Luiz Carlos Ferraz do Amaral, Marco Antônio Gallo e Jésus Fernandes da Costa Júnior continuam como gestores do hospital – Arquivo/Candeia
Alcir Zago
Foi publicado na terça-feira, dia 10, o Decreto nº 5.303, de 2019, prorrogando por mais seis meses a intervenção da prefeitura na Santa Casa de Bariri. O documento foi assinado pelo prefeito Francisco Leoni Neto (PSDB).
Conforme o artigo 1º do decreto, a requisição administrativa do prédio do hospital é válida por mais seis meses, podendo cessar antes do término desse prazo ou ser prorrogada por iguais e sucessivos períodos, se houver interesse público.
Em meados de agosto Neto Leoni disse em entrevista ao Candeia que a ideia era colocar um ponto final na intervenção.
Posteriormente, ele se reuniu com a equipe interventora do hospital (médicos Marco Antônio Gallo, Jésus Fernandes da Costa Júnior e Luiz Carlos Ferraz do Amaral) para tratar do assunto.
Na ocasião, eles discutiram a possibilidade de encerrar a intervenção no hospital, mas chegaram a um entendimento de que, no momento, é necessário que continue a vigorar a requisição administrativa do poder público no prédio do hospital.
Um dos maiores impasses é que a direção da Santa Casa convive com “herança” deixada pela Organização Social (OS) Vitale Saúde.
Gallo disse ao Candeia recentemente que estavam sendo feitos estudos jurídicos para que a gestão do hospital fosse feita por diretoria própria.

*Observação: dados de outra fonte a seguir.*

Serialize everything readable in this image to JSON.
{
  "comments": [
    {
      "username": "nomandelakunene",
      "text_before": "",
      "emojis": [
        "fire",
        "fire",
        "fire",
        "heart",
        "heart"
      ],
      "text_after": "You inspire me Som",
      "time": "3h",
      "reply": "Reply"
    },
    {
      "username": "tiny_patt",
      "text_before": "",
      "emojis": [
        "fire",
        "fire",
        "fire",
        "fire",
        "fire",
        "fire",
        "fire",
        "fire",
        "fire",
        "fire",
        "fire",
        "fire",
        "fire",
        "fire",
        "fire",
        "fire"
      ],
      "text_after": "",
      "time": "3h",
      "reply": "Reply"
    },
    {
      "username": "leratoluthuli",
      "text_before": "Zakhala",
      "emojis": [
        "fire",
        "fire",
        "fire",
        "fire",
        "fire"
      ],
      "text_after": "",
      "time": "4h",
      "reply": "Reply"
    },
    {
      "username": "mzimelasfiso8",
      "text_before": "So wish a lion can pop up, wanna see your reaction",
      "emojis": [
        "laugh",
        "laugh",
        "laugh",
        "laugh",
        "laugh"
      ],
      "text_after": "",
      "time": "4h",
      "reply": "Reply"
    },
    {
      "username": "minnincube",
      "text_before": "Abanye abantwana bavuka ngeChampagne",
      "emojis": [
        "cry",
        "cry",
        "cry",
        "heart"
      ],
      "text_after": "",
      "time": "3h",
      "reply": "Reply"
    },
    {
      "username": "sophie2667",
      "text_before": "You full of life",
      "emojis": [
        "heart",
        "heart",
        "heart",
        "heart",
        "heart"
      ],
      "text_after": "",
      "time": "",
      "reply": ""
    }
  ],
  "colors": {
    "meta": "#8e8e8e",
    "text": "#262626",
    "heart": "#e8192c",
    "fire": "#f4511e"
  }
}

Segundo ele, o fator que mais emperrava uma rápida decisão era a dívida deixada pela Vitale Saúde. “O prédio da Santa Casa só não foi penhorado até o momento devido à intervenção”, afirmou o interventor ao Candeia.
Um ano
Há exato um ano a prefeitura decretou a intervenção na Santa Casa de Bariri. Em março deste ano houve prorrogação da medida por mais seis meses.
A justificativa é que a gestão do hospital vinha sendo feita de modo a não garantir um bom atendimento de saúde à população de Bariri e também de cidades da região.
Na ocasião, o Executivo municipal determinou a desabilitação da mesa provedora, da provedoria, da diretoria, administração e outros órgãos de gestão ou aconselhamento.
O então administrador da Santa Casa local, Antonio Marcos Carneiro Pereira, foi quem recebeu a íntegra do decreto das mãos de Neto Leoni. Fábio Zenni deixou o cargo de diretor municipal de Saúde para assumir a função de interventor.
Na ocasião, o prefeito comentou que nos dias anteriores teve reuniões com o Ministério Público (MP) e com o Departamento Regional de Saúde (DRS) de Bauru.
Na noite em que foi decretada a intervenção houve reunião com médicos. Eles foram unânimes em dizer que ficaram alijados das discussões sobre a Santa Casa de Bariri assim que a Vitale Saúde assumiu a gestão da unidade.
Sob a nova gestão, o hospital continuou com os mesmos recursos para administração das partes ambulatorial e de internação (R$ 215 mil por mês via SUS) e para o pronto-socorro (PS) – R$ 350 mil por mês oriundos dos cofres públicos municipais.
Em fevereiro deste ano, Zenni deixou o cargo de interventor após aprovação em concurso público. Seu lugar foi assumido pelo médico Marco Antonio Gallo, com auxílio dos médicos Luiz Carlos Ferraz do Amaral e Jésus Fernandes da Costa Junior.
Neto Leoni encaminhou projeto de lei à Câmara aumentando o repasse ao PS de R$ 350 mil para R$ 400 mil por mês. O Legislativo aprovou a proposta.